Improving Neural Machine Translation with Pre-trained Representation
This work addresses the challenge of enhancing translation quality in NMT by exploiting sentence-level representations, offering incremental improvements over existing methods.
The paper tackles the problem of underutilizing sentence-level contextual knowledge in neural machine translation by proposing a novel structure to leverage monolingual data for acquiring such representations, resulting in improved translation quality over strong Transformer baselines on Chinese-English and German-English tasks, with effectiveness also shown in low-resource English-Turkish scenarios.
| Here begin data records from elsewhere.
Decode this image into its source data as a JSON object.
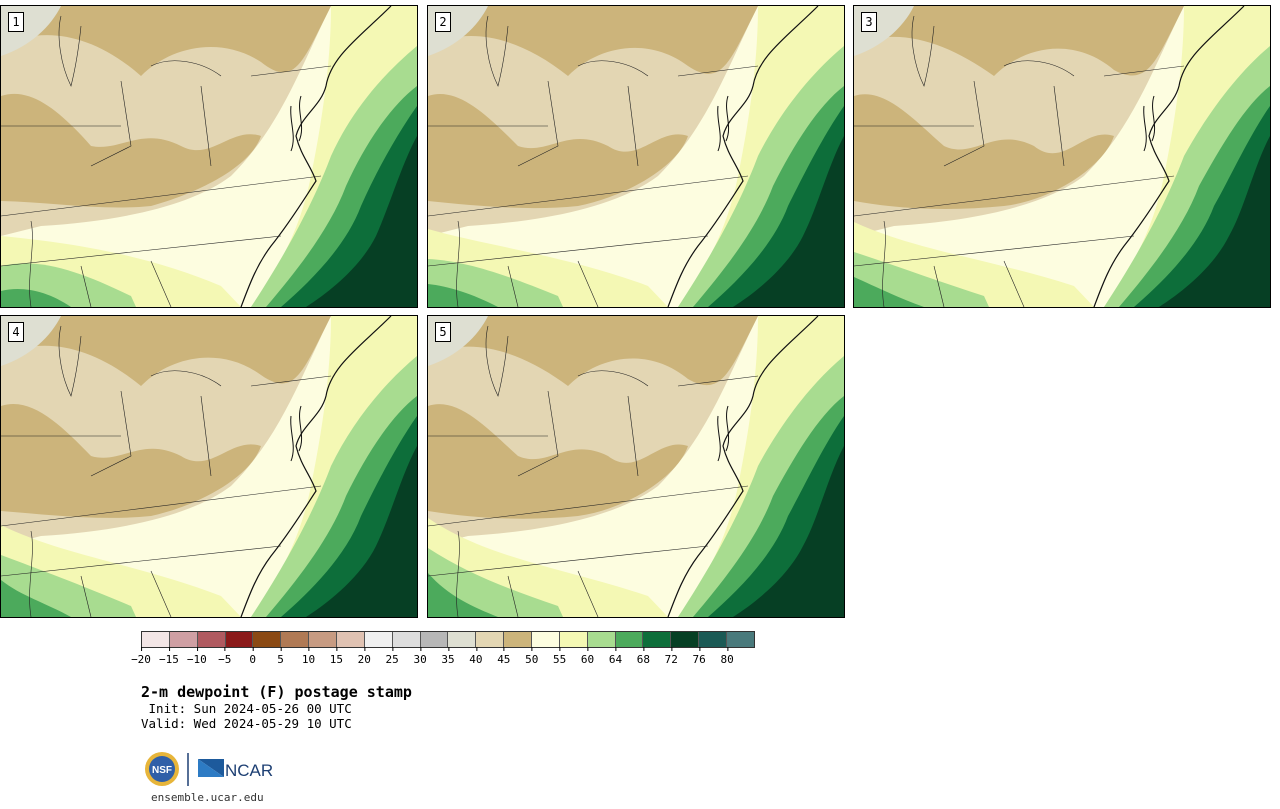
{
  "title": "2-m dewpoint (F) postage stamp",
  "init": " Init: Sun 2024-05-26 00 UTC",
  "valid": "Valid: Wed 2024-05-29 10 UTC",
  "footer": "ensemble.ucar.edu",
  "logos": {
    "nsf_text": "NSF",
    "ncar_text": "NCAR"
  },
  "panels": [
    {
      "label": "1"
    },
    {
      "label": "2"
    },
    {
      "label": "3"
    },
    {
      "label": "4"
    },
    {
      "label": "5"
    }
  ],
  "colorbar": {
    "colors": [
      "#f3e6e6",
      "#cf9fa3",
      "#b05a60",
      "#8b1a1a",
      "#8b4a14",
      "#b07a55",
      "#c79b82",
      "#e0c2b2",
      "#f0f0f0",
      "#dddddd",
      "#b7b7b7",
      "#dedfd2",
      "#e3d6b3",
      "#ccb47b",
      "#fdfde0",
      "#f4f8b4",
      "#a8dc90",
      "#4caa5c",
      "#0d6e3a",
      "#063f24",
      "#1b5a55",
      "#4a7a7c"
    ],
    "ticks": [
      "−20",
      "−15",
      "−10",
      "−5",
      "0",
      "5",
      "10",
      "15",
      "20",
      "25",
      "30",
      "35",
      "40",
      "45",
      "50",
      "55",
      "60",
      "64",
      "68",
      "72",
      "76",
      "80"
    ]
  },
  "map_colors": {
    "dry_tan": "#ccb47b",
    "light_tan": "#e3d6b3",
    "gray": "#dedfd2",
    "cream": "#fdfde0",
    "pale_yellow": "#f4f8b4",
    "light_green": "#a8dc90",
    "mid_green": "#4caa5c",
    "dark_green": "#0d6e3a",
    "deep_green": "#063f24"
  }
}
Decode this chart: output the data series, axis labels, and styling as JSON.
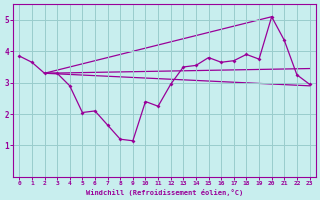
{
  "line1_x": [
    0,
    1,
    2,
    3,
    4,
    5,
    6,
    7,
    8,
    9,
    10,
    11,
    12,
    13,
    14,
    15,
    16,
    17,
    18,
    19,
    20,
    21,
    22,
    23
  ],
  "line1_y": [
    3.85,
    3.65,
    3.3,
    3.3,
    2.9,
    2.05,
    2.1,
    1.65,
    1.2,
    1.15,
    2.4,
    2.25,
    2.95,
    3.5,
    3.55,
    3.8,
    3.65,
    3.7,
    3.9,
    3.75,
    5.1,
    4.35,
    3.25,
    2.95
  ],
  "line2_x": [
    2,
    23
  ],
  "line2_y": [
    3.3,
    2.9
  ],
  "line3_x": [
    2,
    23
  ],
  "line3_y": [
    3.3,
    3.45
  ],
  "line4_x": [
    2,
    20
  ],
  "line4_y": [
    3.3,
    5.1
  ],
  "color": "#990099",
  "bg_color": "#c8eeee",
  "grid_color": "#99cccc",
  "xlabel": "Windchill (Refroidissement éolien,°C)",
  "ylim": [
    0,
    5.5
  ],
  "xlim": [
    -0.5,
    23.5
  ],
  "yticks": [
    1,
    2,
    3,
    4,
    5
  ],
  "xticks": [
    0,
    1,
    2,
    3,
    4,
    5,
    6,
    7,
    8,
    9,
    10,
    11,
    12,
    13,
    14,
    15,
    16,
    17,
    18,
    19,
    20,
    21,
    22,
    23
  ]
}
Monolingual data has been demonstrated to be helpful in improving the translation quality of neural machine translation (NMT). The current methods stay at the usage of word-level knowledge, such as generating synthetic parallel data or extracting information from word embedding. In contrast, the power of sentence-level contextual knowledge which is more complex and diverse, playing an important role in natural language generation, has not been fully exploited. In this paper, we propose a novel structure which could leverage monolingual data to acquire sentence-level contextual representations. Then, we design a framework for integrating both source and target sentence-level representations into NMT model to improve the translation quality. Experimental results on Chinese-English, German-English machine translation tasks show that our proposed model achieves improvement over strong Transformer baselines, while experiments on English-Turkish further demonstrate the effectiveness of our approach in the low-resource scenario.